Beaucoup diront que le principal est que maman et bébé vont bien, et je suis complètement d’accord avec cela. Toutefois, cet accouchement, que je n’arrive pas encore à mettre à l’écrit entièrement à cause de nombreux regrets, a créé en moi certaines blessures, que j’ai comprises et commencées à guérir… lors de ma deuxième grossesse, dont je te parlerai très prochainement.
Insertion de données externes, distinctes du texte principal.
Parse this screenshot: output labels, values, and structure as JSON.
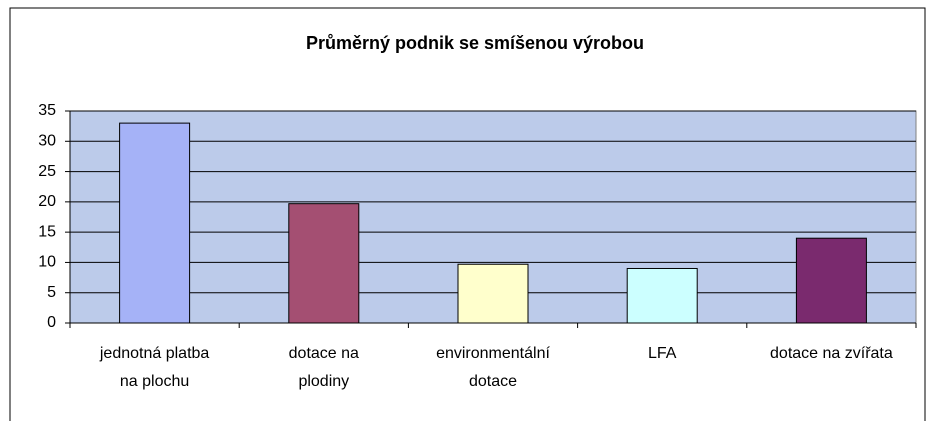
{
  "chart_data": {
    "type": "bar",
    "title": "Průměrný podnik se smíšenou výrobou",
    "categories": [
      "jednotná platba na plochu",
      "dotace na plodiny",
      "environmentální dotace",
      "LFA",
      "dotace na zvířata"
    ],
    "values": [
      33,
      19.7,
      9.7,
      9,
      14
    ],
    "colors": [
      "#a5b2f7",
      "#a44f72",
      "#ffffcc",
      "#ccffff",
      "#7a2a6e"
    ],
    "ylim": [
      0,
      35
    ],
    "yticks": [
      0,
      5,
      10,
      15,
      20,
      25,
      30,
      35
    ],
    "grid": true
  }
}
Il est important d’accepter nos émotions, nos regrets. Oui, mon fils va bien et mon accouchement ne s’est pas terminé en code rouge, mais malgré tout, je ne l’ai pas si bien vécu.
Et toi, as-tu eu l’accouchement que tu imaginais ? As-tu des regrets ou des choses que tu n’as pas très bien vécu ?
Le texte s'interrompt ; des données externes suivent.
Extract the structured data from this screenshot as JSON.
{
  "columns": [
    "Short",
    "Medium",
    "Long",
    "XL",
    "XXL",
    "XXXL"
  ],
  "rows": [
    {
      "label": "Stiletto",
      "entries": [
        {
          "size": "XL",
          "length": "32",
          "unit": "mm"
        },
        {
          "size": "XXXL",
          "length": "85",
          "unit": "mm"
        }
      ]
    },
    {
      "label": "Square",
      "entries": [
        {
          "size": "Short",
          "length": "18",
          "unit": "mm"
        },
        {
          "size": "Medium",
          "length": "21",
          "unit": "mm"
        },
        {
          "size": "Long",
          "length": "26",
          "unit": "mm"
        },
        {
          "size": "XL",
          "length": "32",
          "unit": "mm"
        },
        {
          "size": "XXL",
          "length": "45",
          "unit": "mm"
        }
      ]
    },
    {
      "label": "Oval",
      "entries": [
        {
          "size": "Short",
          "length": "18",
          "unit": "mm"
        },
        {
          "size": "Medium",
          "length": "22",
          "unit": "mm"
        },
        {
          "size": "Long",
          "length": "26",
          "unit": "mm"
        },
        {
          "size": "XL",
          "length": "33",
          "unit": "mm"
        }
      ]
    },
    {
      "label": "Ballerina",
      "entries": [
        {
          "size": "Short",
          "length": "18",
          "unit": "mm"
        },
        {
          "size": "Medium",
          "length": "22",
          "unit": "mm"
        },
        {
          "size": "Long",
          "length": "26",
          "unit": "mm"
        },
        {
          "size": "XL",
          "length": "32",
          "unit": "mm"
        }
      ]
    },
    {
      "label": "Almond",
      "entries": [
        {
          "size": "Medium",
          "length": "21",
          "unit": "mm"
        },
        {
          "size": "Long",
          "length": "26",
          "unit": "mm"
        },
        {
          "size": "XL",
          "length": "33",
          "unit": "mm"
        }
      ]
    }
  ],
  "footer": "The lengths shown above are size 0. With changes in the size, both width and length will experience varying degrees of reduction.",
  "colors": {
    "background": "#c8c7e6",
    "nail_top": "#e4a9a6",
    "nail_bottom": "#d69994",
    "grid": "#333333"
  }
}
Je pense qu’en certaines matières ce qui compte est le ressenti et qu’il est inutile de rentrer dans des comparaisons. La parentalité en général en est une. Donc je trouve triste que tu ne te sentes pas légitime à dire « j’ai mal vécu mon accouchement » parce qu’il n’y a pas eu danger ou code rouge. Si tu l’as mal vécu, ba tu l’as mal vécu, ce sont tes émotions, c’est toi qui étais dedans, donc c’est ta réalité quoi qu’il arrive.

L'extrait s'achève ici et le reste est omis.